I am not a fan of the pivot table charting feature because of the same reasons you stated, but I am a huge pivot table fan! I will create a separate version with a custom chart like you created. The power of a pivot is the ability to refresh it to update the data while keeping the same visualization. If you have to recreate the chart, with all the customization every time, it will be very tedious.
Great follow up post!
well you can do the chart on getpivotdata information and than you can have complete flexibility
Could you elaborate on that?
Do you mean make a chart, based on a table, based on GetPivotData? If so, how would that be dynamic (without VBA)?
How can I create 2 pivotCharts that contain different data on one worksheet?
Jon Peltier says
I don’t really understand the question.
A pivot chart by definition contains all the data from one pivot table.
You can create the pivot charts (in Excel 2003 & earlier they are added as separate chart sheets) and change their location to objects on the same worksheet.
The pivot table that a pivot chart uses can be located on any worksheet, and multiple pivot tables can exist on a single worksheet.
I wonder how we can add error bars? i tried once but only i could add error bars on first categories,but in second and third categories i could not see any error bars!!!
Hello, great articles on Dynamic Pviot Graphs, are these spreadsheets downloadable anywhere?
Jon Peltier says
Only a few of these tutorials are accompanied by workbooks.
Is it possible to set the Y-axis to min and max value in the chart?
Jon Peltier says
You can manually set the min and max to whatever you want. Right click the axis and choose Format from the pop up menu.

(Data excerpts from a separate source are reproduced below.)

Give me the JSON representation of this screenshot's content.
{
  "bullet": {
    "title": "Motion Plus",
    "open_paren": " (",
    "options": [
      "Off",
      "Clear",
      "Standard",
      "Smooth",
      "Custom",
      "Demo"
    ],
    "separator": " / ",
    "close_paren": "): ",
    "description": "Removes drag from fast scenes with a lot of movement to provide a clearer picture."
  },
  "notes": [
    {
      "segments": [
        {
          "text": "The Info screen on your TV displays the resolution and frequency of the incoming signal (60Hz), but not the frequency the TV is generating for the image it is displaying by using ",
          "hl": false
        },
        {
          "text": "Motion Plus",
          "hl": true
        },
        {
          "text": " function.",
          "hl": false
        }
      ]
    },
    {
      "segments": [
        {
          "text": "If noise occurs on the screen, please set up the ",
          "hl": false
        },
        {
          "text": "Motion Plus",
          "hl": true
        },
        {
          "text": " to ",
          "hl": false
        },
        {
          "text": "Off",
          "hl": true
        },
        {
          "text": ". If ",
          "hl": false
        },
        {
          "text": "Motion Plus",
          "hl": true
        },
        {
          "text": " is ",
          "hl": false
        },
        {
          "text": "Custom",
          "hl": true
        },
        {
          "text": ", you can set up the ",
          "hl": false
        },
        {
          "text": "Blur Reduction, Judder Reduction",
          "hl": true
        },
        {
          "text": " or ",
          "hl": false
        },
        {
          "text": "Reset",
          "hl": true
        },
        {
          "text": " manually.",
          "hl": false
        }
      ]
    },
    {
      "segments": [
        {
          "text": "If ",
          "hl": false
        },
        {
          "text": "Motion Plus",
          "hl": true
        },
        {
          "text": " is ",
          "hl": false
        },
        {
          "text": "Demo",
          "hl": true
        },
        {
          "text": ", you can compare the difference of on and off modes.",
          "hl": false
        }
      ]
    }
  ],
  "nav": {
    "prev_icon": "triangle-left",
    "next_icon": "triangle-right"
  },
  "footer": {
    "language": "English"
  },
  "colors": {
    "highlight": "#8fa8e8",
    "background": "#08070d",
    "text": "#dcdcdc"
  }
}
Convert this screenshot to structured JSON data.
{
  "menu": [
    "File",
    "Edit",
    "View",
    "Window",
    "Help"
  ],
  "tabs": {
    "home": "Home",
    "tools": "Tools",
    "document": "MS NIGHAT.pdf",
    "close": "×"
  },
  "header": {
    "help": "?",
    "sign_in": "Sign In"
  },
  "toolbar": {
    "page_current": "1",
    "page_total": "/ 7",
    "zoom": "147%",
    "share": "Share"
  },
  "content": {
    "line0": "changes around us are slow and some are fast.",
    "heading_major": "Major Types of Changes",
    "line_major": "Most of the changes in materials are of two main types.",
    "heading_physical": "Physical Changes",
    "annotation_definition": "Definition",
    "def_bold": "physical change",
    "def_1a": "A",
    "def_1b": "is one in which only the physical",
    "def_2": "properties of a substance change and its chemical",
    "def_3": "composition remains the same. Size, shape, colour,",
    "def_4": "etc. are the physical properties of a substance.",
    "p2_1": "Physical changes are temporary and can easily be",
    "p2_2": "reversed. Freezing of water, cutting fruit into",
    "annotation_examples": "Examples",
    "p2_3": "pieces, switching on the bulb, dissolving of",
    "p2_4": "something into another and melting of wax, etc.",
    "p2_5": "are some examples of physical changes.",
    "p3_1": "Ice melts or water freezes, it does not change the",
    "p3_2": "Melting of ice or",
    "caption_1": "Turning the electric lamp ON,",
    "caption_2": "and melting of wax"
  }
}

I am working at a venue/theater with 5 “Rings” (levels/tiers). Under each RIng, you can purchase reserved seating. How do I create a pivot table to determine how many reserved seats are in each Ring? How do I create a pivot table so that I know what seats are remaining for general seating and so that I know how many are reserved in each Ring? I’m sure it’s simple, but for some reason, this has me stumped!
I hope this makes sense!
I am creating an admin dashboard (in excel) that makes calculations based off work order information like completion date. (This data is imported daily.) I want to create a YTD chart of our three different types of work orders by qty. using a pivot table. Is there a way to have the horizontal axis of the plot show all months that will be in the fiscal year (to keep plot proportions the same over time), even though I don’t have any data for those months yet?
Jon Peltier says
You need to configure the appropriate fields of the pivot table to show items with no data, so the missing months appear in the pivot table. Then they will appear in the chart.
Tom Williams says
I’m using Excel Home & Student 2016 and I finally got the two columns under Sum of Defects but I cannot see how you got the sort order shown in the article. If I click on a value under the Mechanical category (for example) and sort large to small it changes the order under the other categories. It would be helpful to know what version of Excel produces your example as the default behavior and even MORE HELPFULl if you could document how to reproduce your example in other versions. The steps you mention just don’t produce the example and I have tried dozens of variation of the steps you listed. BTW thanks for great articles!
Jon Peltier says
Hi Tom –
Thanks for bringing this ancient post to my attention. I first wrote it using Excel 2003 or 2007, but now I’m using Microsoft 365, which has additional Pivot Table features.
I’ve also added some details on constructing the Pivot Table. To sort, you need to use a custom sort of the Sub Category field, by Sum of Defects. Excel’s default Pivot Table style is the compact layout, but I prefer the tabular layout, which was the only layout available when I wrote the article. You can change the Pivot Table default layout and many other defaults in File > Options > Data.